He graduated from Cornell University in 1973 with a B.A. in Mathematics

Career History

After completing B.A. he spent the next two years writing time-sharing applications in COBOL for Systems & Programs Ltd. in New Zealand. In 1977 he joined the newly-formed Networking Group at Data General Corporation, where he was responsible for distributed resource and database management, local and wide area network architecture, and OSI-based transport, internetwork, and routing functions for DG’s open-system hardware and software products. He joined BBN (then Bolt, Beranek & Newman) in 1990 as Chief Network Architect in the Communications Division.

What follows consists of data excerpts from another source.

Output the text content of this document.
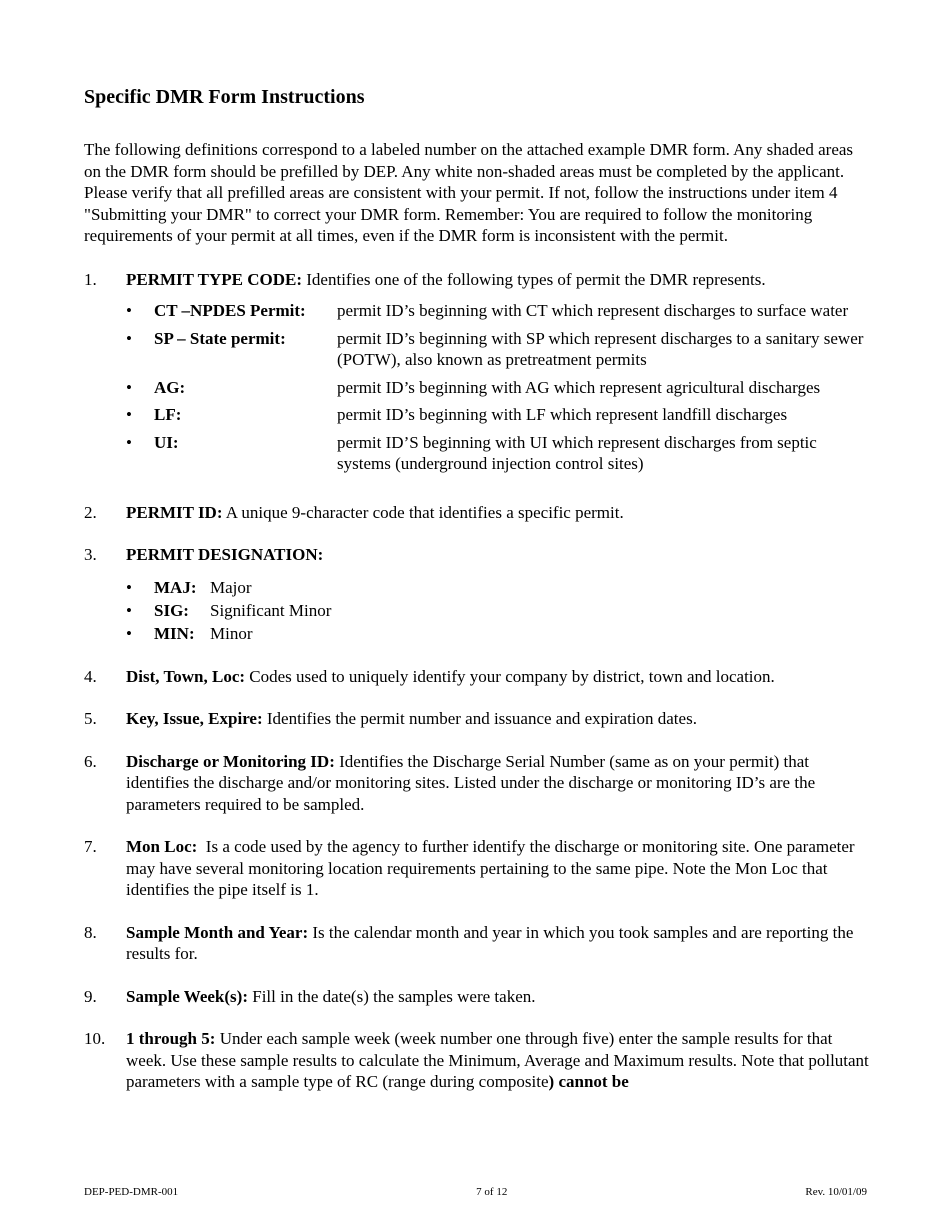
Specific DMR Form Instructions

The following definitions correspond to a labeled number on the attached example DMR form. Any shaded areas on the DMR form should be prefilled by DEP. Any white non-shaded areas must be completed by the applicant. Please verify that all prefilled areas are consistent with your permit. If not, follow the instructions under item 4 "Submitting your DMR" to correct your DMR form. Remember: You are required to follow the monitoring requirements of your permit at all times, even if the DMR form is inconsistent with the permit.

1.	PERMIT TYPE CODE: Identifies one of the following types of permit the DMR represents.
•	CT –NPDES Permit:	permit ID’s beginning with CT which represent discharges to surface water
•	SP – State permit:	permit ID’s beginning with SP which represent discharges to a sanitary sewer (POTW), also known as pretreatment permits
•	AG:	permit ID’s beginning with AG which represent agricultural discharges
•	LF:	permit ID’s beginning with LF which represent landfill discharges
•	UI:	permit ID’S beginning with UI which represent discharges from septic systems (underground injection control sites)
2.	PERMIT ID: A unique 9-character code that identifies a specific permit.
3.	PERMIT DESIGNATION:
•	MAJ: Major
•	SIG:	Significant Minor
•	MIN: Minor
4.	Dist, Town, Loc: Codes used to uniquely identify your company by district, town and location.
5.	Key, Issue, Expire: Identifies the permit number and issuance and expiration dates.
6.	Discharge or Monitoring ID: Identifies the Discharge Serial Number (same as on your permit) that identifies the discharge and/or monitoring sites. Listed under the discharge or monitoring ID’s are the parameters required to be sampled.
7.	Mon Loc:  Is a code used by the agency to further identify the discharge or monitoring site. One parameter may have several monitoring location requirements pertaining to the same pipe. Note the Mon Loc that identifies the pipe itself is 1.
8.	Sample Month and Year: Is the calendar month and year in which you took samples and are reporting the results for.
9.	Sample Week(s): Fill in the date(s) the samples were taken.
10.	1 through 5: Under each sample week (week number one through five) enter the sample results for that week. Use these sample results to calculate the Minimum, Average and Maximum results. Note that pollutant parameters with a sample type of RC (range during composite) cannot be
DEP-PED-DMR-001	7 of 12	Rev. 10/01/09
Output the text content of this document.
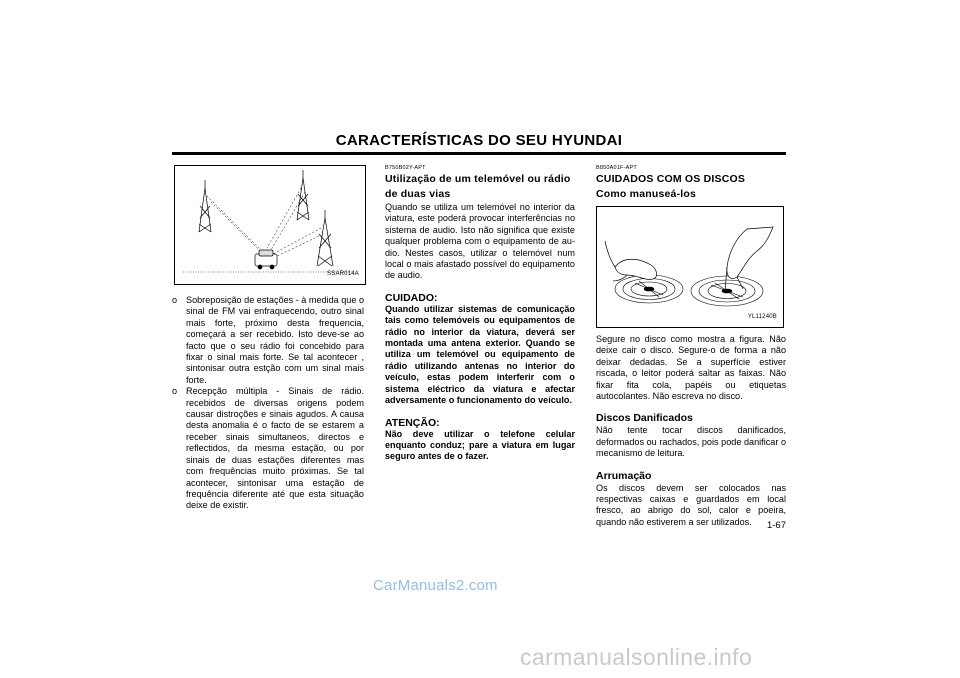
CARACTERÍSTICAS DO SEU HYUNDAI
SSAR014A
o Sobreposição de estações - à medida que o sinal de FM vai enfraquecendo, outro sinal mais forte, próximo desta frequencia, começará a ser recebido. Isto deve-se ao facto que o seu rádio foi concebido para fixar o sinal mais forte. Se tal acontecer , sintonisar outra estção com um sinal mais forte.
o Recepção múltipla - Sinais de rádio. recebidos de diversas origens podem causar distroções e sinais agudos. A causa desta anomalia é o facto de se estarem a receber sinais simultaneos, directos e reflectidos, da mesma estação, ou por sinais de duas estações diferentes mas com frequências muito próximas. Se tal acontecer, sintonisar uma estação de frequência diferente até que esta situação deixe de existir.
B750B02Y-APT
Utilização de um telemóvel ou rádio de duas vias
Quando se utiliza um telemóvel no interior da viatura, este poderá provocar interferências no sistema de audio. Isto não significa que existe qualquer problema com o equipamento de au-dio. Nestes casos, utilizar o telemóvel num local o mais afastado possível do equipamento de audio.
CUIDADO:
Quando utilizar sistemas de comunicação tais como telemóveis ou equipamentos de rádio no interior da viatura, deverá ser montada uma antena exterior. Quando se utiliza um telemóvel ou equipamento de rádio utilizando antenas no interior do veículo, estas podem interferir com o sistema eléctrico da viatura e afectar adversamente o funcionamento do veículo.
ATENÇÃO:
Não deve utilizar o telefone celular enquanto conduz; pare a viatura em lugar seguro antes de o fazer.
B850A01F-APT
CUIDADOS COM OS DISCOS
Como manuseá-los
YL11240B
Segure no disco como mostra a figura. Não deixe cair o disco. Segure-o de forma a não deixar dedadas. Se a superfície estiver riscada, o leitor poderá saltar as faixas. Não fixar fita cola, papéis ou etiquetas autocolantes. Não escreva no disco.
Discos Danificados
Não tente tocar discos danificados, deformados ou rachados, pois pode danificar o mecanismo de leitura.
Arrumação
Os discos devem ser colocados nas respectivas caixas e guardados em local fresco, ao abrigo do sol, calor e poeira, quando não estiverem a ser utilizados.	1-67
CarManuals2.com
carmanualsonline.info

Mr. Chapin is a Fellow of the IEEE, and has been an active contributor to the Internet and global networking for more than 25 years, with a particular emphasis on network architecture, internetwork protocols, and naming and addressing. He has served as chairman of the Internet Architecture Board (IAB), the ACM Special Interest Group on Data Communication (SIGCOMM), and the ANSI and ISO standards groups responsible for Network and Transport protocols, and was a founding trustee of the Internet Society.

In 1997 he co-founded the Wiley Networking Council publishing series at John Wiley & Sons. He is the co-author of Open Systems Networking —TCP/IP and OSI, which was published in 1993 by Addison-Wesley.[1]